What they saw in Viera, is a confident individual harnesses wonderful technical ability. Most importantly, collectively someone who can address the issues of balance in an often lopsided looking Valencia. Viera has a wonderful ability to drift effortlessly from his starting position, offering decisive movement both on and off the ball. Throughout his time at UDLP there was debate as where he was best suited, some felt in a wide left berth driving inside while others cited his ability to gain an overview of the final third from an advanced position in attacking midfield. I think the former is where Valencia sees him, though as Sergio Canales has shown in a Valencia shirt there will be a license to drop deep and start moves from central positions. He’s switched to the right on occasions too, but this has been extremely seldom and never from a starting position. Buying him as a right-sided player would be a surprise.
It is in that final third he does his finest work however. Viera will provide combination play with the full-back and various attacking players, exchanging one-two’s and darting between the lines. Juan Mata’s role before his departure took all of this on board, and Viera is capable of offering similar. Though not harnessing the level of pace Jordi Alba does, he can offer it in short bursts and instead uses intelligence and technical ability to evade opponents, allowing them to make the first mistake. He feints frequently with his right foot, working in tandem with his hips to deceive before driving into the penalty area in a straight or lateral movement. This use of body leverage explains the ‘Romario’ tag he’s been handed by UDLP supporters.
With the same right foot he can whip in excellent delivery from dead balls, be it corners or free-kicks, and can do similar while the ball is in rotation. Valencia have missed the presence of a figure who can provide impetus from the first defensive out ball, and Viera will look to provide that as he can switch effortlessly between a high and slowed down tempo. At UDLP he’s featured in a 4-3-3 and more often a 4-2-3-1, and there is a good chance Valencia will be playing one of those formations next season under whomever their new coach will be.
Viera’s figures are excellent too; he currently has 9 goals in his 28 starts, along with 12 assists. He’s not afraid of shooting either, hammering 85 efforts in making him the fourth most active Segunda player in this category. When he’s been absent, UDLP have been hit hard and it was no coincidence when he was suspended recently they failed to find the net in two games.
I wrote a piece in 2011 on the player, in which we saw much more rawness and less understanding of team duties. He’s worked on that area of his game since, and will need to much harder given the step up in both quality and pressure in the Primera División. Pablo Piatti came from another team in the Primera who had different expectations, and the Argentinean has had a difficult season overall, sometimes lacking the intelligence when it was most required. Viera will need to be wary of this too as upon joining Valencia it will be only his 3rd competitive season in Spanish football since debuting in 2010/2011.

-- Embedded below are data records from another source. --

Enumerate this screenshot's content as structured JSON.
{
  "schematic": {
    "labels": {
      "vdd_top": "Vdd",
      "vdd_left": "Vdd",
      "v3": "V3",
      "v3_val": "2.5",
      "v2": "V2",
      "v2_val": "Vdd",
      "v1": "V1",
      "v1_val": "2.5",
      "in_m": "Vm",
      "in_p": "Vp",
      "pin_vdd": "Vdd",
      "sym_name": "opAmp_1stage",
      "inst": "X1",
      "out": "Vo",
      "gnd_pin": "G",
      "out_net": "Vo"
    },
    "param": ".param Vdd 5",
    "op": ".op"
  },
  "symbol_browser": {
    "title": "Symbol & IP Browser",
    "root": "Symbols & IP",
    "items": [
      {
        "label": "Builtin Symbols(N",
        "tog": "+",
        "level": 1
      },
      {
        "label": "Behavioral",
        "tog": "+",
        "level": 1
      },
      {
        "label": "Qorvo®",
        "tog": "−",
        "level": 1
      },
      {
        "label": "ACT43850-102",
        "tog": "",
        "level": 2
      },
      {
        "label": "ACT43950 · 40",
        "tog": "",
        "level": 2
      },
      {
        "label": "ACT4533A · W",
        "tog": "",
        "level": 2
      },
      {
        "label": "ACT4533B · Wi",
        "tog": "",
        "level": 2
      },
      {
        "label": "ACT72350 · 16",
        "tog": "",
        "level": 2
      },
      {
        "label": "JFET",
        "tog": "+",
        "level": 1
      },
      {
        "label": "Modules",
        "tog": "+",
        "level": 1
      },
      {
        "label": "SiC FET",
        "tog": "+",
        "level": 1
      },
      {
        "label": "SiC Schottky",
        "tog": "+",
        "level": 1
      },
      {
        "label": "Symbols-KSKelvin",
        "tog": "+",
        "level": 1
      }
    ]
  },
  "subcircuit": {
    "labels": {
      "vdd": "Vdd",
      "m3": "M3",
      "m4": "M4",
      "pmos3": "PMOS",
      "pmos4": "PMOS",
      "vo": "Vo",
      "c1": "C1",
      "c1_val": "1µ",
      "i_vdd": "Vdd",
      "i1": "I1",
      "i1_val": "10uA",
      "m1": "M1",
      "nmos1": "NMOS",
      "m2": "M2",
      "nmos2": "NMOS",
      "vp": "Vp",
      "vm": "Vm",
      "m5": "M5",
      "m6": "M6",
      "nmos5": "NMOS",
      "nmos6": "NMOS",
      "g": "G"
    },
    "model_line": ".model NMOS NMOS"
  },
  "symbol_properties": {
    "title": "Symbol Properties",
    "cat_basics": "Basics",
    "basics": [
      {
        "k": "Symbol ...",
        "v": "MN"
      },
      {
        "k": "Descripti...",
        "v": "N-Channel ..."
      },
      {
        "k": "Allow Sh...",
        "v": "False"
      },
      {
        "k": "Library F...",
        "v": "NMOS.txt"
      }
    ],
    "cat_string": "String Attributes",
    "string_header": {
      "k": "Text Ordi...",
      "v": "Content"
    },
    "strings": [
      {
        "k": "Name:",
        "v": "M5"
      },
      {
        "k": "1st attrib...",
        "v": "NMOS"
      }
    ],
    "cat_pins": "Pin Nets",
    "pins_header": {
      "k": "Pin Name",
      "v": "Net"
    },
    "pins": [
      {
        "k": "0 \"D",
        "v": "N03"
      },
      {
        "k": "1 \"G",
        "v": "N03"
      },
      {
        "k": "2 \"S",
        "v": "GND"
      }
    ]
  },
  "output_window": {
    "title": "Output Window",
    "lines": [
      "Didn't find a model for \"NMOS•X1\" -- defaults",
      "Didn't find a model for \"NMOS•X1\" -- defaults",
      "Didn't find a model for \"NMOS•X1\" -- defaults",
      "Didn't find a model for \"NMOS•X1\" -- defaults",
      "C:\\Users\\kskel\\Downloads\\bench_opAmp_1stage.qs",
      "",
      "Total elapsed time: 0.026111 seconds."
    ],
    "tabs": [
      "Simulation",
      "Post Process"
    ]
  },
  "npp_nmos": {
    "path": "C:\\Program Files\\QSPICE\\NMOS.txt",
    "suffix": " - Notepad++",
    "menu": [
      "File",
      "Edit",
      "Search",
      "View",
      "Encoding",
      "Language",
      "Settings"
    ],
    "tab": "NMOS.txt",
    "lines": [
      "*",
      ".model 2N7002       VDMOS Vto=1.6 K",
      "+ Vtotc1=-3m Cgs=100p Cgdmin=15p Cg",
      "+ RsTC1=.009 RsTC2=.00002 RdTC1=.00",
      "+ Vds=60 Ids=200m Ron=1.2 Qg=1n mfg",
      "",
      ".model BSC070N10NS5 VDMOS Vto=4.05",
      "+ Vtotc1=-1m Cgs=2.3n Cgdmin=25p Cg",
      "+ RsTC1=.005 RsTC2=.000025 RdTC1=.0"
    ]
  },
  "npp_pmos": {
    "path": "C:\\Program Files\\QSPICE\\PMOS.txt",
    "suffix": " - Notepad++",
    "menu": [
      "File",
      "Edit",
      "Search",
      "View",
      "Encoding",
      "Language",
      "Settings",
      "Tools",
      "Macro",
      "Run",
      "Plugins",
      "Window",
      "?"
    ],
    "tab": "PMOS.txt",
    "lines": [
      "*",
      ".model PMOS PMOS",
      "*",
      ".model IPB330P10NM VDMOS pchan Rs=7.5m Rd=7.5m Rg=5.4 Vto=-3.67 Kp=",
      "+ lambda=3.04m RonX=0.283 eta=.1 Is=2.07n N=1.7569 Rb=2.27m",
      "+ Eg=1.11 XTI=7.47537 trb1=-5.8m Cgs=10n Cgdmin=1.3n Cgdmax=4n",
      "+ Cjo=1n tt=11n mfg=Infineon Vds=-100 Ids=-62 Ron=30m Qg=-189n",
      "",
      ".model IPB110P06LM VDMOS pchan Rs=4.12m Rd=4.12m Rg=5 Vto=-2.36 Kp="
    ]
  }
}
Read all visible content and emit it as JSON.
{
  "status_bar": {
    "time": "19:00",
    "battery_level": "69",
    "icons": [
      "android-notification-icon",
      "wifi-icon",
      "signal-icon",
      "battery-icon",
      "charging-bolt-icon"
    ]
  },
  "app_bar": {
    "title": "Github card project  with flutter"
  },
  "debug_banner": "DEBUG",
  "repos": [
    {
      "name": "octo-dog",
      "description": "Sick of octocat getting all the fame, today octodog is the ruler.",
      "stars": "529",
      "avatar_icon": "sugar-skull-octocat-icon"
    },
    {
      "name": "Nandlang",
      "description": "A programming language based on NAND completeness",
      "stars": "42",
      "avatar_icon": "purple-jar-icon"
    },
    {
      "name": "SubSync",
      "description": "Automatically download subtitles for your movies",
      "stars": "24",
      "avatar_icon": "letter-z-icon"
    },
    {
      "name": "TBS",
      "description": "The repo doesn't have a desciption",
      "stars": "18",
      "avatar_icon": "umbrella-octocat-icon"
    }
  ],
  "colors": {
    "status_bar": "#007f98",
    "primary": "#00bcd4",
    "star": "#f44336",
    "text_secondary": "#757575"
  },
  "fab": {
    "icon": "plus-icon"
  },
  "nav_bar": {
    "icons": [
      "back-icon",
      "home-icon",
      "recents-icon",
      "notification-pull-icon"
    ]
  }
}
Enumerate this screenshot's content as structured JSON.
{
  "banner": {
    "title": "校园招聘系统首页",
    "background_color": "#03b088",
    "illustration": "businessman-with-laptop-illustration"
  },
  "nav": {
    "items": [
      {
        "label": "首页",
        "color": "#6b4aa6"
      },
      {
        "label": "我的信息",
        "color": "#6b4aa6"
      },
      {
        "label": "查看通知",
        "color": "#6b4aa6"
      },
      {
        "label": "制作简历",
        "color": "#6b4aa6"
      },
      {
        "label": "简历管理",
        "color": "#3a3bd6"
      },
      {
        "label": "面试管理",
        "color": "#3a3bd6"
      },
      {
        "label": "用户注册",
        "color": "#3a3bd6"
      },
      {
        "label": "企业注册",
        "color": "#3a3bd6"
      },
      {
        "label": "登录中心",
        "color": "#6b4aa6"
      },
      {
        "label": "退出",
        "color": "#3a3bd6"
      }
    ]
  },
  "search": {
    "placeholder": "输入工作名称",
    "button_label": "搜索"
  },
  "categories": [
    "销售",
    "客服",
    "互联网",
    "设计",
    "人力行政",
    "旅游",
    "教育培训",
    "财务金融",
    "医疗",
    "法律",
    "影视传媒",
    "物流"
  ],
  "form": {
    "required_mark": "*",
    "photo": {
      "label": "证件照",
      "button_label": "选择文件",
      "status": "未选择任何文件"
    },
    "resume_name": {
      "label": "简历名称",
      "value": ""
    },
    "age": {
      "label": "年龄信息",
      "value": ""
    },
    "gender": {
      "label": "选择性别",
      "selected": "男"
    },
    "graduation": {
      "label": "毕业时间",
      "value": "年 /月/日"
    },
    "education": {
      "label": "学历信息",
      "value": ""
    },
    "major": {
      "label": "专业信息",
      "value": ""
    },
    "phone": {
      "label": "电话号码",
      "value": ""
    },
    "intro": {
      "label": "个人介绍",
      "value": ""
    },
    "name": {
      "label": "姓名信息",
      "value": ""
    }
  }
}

Despite the many positives listed there are concerns. Viera’s mentality at times has come into question, firstly on the field as he’s looked disinterested and fades from games for long spells. Off the field his attitude has been questioned too, with several reports of late night drinking in some of the Canary Islands’ liveliest nightclubs. These are factors prevalent with players from the Canary Islands without wanting to generalise too harshly, and many clubs have had problems over the years in this regard.
Viera has finally got the move he’s craved since he was a young boy, wanting to play at one of Spain’s giants. Now, he must back up the claims that he will focus and work had, because his level of natural ability will be rendered irrelevant unless he does so.
The elegant Canary Islander has finally flown the nest as many expected he would, the level of work he puts in from now on will be the decisive factor in whether he’ll continue to soar at Mestalla.
“Jonathan Viera is an extremely talented player. To continue on and be a great player, he must be willling to work hard” – Manchester City’s David Silva in Diario Las Palmas, 2011.